I spent a little time trying to wrap my brain around what exactly this meant, but then I looked into who is for and against it. Well, I stopped trying to understand it the way I do with others:

Strike One: the “For” team:

So one of the bill’s sponsors used to be a judge. Note the “used to be” part. He apparently was accused of making sexually suggestive comments to a female attorney and had to “step down” from the bench before the current commission got too invested in investigating him.  So… in other words someone who might/could directly benefit from removing the current system wants to replace it? I’m very suspicious of his motives.

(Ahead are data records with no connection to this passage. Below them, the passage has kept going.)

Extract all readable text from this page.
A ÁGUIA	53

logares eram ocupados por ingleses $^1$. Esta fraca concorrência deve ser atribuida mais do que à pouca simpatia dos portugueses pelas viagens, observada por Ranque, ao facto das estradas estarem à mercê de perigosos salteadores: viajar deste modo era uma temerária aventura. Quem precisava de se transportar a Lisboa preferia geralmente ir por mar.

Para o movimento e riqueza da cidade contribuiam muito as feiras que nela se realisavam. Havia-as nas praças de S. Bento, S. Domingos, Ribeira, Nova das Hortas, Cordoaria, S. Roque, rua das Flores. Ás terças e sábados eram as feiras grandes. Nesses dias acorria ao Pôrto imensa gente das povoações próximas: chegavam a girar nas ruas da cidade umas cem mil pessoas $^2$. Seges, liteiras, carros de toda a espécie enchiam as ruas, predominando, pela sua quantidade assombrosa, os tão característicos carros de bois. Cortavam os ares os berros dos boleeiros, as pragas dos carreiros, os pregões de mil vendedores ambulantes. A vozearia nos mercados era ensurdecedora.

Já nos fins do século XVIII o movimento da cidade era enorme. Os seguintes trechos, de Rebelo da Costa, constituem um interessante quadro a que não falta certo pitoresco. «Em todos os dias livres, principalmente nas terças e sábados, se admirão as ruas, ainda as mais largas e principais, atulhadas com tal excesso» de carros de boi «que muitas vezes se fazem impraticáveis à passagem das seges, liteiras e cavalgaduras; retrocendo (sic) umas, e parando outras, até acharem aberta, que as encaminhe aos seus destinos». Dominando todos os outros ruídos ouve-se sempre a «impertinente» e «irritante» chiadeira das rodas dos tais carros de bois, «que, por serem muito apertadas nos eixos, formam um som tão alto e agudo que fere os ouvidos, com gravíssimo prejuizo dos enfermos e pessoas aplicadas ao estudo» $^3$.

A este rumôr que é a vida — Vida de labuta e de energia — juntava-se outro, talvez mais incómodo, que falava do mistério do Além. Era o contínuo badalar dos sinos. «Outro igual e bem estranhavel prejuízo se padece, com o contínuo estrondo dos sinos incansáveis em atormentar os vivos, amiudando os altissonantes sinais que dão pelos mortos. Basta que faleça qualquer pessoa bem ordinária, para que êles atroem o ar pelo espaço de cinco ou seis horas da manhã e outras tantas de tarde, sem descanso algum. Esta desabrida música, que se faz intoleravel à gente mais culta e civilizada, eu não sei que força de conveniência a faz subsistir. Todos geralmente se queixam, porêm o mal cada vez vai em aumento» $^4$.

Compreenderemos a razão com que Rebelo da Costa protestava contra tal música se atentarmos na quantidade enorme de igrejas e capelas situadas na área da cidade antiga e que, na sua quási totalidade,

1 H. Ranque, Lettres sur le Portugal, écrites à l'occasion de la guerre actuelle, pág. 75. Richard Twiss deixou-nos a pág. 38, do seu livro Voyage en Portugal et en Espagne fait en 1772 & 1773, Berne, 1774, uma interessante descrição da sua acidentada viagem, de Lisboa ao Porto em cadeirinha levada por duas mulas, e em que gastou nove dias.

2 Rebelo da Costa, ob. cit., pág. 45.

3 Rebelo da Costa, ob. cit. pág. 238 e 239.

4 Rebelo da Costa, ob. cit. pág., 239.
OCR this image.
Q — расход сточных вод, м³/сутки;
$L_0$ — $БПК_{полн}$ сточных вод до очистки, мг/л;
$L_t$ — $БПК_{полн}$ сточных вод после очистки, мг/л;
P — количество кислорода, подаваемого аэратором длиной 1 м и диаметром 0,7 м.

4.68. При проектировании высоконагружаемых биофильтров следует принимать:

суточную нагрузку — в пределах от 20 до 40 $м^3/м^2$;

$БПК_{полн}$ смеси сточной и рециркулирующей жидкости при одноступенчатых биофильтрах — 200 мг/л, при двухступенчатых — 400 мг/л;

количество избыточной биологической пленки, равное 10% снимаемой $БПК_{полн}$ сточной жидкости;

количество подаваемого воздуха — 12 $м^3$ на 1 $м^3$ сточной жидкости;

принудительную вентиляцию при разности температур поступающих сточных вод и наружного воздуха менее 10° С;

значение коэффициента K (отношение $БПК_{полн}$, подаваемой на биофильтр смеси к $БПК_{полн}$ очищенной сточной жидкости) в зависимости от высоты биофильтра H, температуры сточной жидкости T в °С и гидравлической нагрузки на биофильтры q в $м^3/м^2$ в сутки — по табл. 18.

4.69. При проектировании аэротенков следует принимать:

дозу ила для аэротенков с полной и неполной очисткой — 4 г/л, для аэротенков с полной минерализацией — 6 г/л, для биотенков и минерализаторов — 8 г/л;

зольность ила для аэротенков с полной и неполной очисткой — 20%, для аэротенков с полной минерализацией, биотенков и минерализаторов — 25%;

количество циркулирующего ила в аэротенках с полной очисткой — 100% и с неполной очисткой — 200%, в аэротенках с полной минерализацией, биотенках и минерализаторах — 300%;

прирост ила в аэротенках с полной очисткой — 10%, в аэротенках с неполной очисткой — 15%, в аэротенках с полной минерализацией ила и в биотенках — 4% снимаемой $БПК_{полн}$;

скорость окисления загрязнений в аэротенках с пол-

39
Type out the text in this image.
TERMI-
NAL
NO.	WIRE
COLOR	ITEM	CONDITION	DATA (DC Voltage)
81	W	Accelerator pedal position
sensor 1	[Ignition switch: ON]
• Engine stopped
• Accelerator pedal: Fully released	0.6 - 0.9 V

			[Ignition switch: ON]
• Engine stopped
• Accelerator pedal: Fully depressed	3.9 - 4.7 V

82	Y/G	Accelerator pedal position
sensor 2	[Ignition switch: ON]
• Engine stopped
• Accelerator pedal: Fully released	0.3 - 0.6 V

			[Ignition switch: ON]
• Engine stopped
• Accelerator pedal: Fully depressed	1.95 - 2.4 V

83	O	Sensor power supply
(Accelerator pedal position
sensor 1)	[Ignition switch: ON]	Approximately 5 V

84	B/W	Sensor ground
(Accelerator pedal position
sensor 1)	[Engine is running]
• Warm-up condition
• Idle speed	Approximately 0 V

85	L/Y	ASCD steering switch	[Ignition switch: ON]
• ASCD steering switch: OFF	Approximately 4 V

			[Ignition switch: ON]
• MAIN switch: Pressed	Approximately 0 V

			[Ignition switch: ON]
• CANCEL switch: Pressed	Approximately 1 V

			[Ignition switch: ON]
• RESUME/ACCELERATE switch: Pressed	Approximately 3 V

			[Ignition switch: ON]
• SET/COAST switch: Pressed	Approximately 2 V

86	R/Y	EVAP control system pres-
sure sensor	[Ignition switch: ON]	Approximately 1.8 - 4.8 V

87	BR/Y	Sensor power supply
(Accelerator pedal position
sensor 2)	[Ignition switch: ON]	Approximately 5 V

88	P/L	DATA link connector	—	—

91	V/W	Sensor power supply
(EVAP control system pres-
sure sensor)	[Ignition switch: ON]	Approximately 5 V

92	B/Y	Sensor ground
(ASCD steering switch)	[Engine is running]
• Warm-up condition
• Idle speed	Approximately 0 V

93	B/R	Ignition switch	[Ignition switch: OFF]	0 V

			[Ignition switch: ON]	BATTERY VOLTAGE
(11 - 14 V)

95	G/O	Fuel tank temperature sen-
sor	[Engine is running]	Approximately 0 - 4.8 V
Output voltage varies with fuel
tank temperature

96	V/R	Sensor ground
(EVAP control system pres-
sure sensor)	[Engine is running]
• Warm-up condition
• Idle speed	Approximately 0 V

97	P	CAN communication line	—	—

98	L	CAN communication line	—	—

Add to this, there are no endorsements I’ve been able to find from any groups.  The only “pro” people seem to be the bill’s sponsors… if I can’t understand and you can’t get experts to endorse it… my doubts rise.

Strike Two: The “Against” team:

I won’t ever say lawyers are angels, but they do have an association that puts ethics into their terminologies and tries to uphold some kind of standard. Imperfect, but existing. And they are against this bill. It says something when the bar association’s president (which lawyers and judges don’t always like each other!) has a great statement:

For over four decades the JQC has served the citizens of Georgia very well…To try to amend the constitution of the state of Georgia before they even have the hearings they want to have to investigate whatever it is they want to investigate at the JQC was frankly premature and just doesn’t make sense. Why amend the Constitution when you don’t have all the facts?

Add to this that Georgians for Judicial Integrity is against it… I mean, when it doubt I look at the teams at play and I would say there are some strong players on the “cons” team that I will at least take seriously.

Strike Three: Editorials

A former chairman (probably biased, I know!) said their “simple language” version is:

the abolition of the current JQC in favor of one that would be a creature of the state legislature […] The people of Georgia have had an independent constitutional commission since 1972, and I believe it has served them well.

There are a few versions of other “plain language” and they all explain that the phrase “requires the General Assembly to replace” will lead to a legislatively-controlled board. It remaining independent is a good thing.  If, as the proponents claim, there needs to be more “transparency” in it – just add transparency requirements!  You don’t have to rebuild/replace when you can just repair (Warning for anyone out there: I will use that phrase in future posts – expect it!)

Decision:

I have to vote against this. I like the idea of transparency, but I do NOT like tearing down something so a dude might/maybe can get his old job back and let elected goons try to mandate court policies/practices. Because you know that is what will happen. And the last thing I want is for the judiciary to “report” or even think about how their job could be influenced by legislators!  Separation of powers. So I’m going to have to vote against at least this version of the amendment.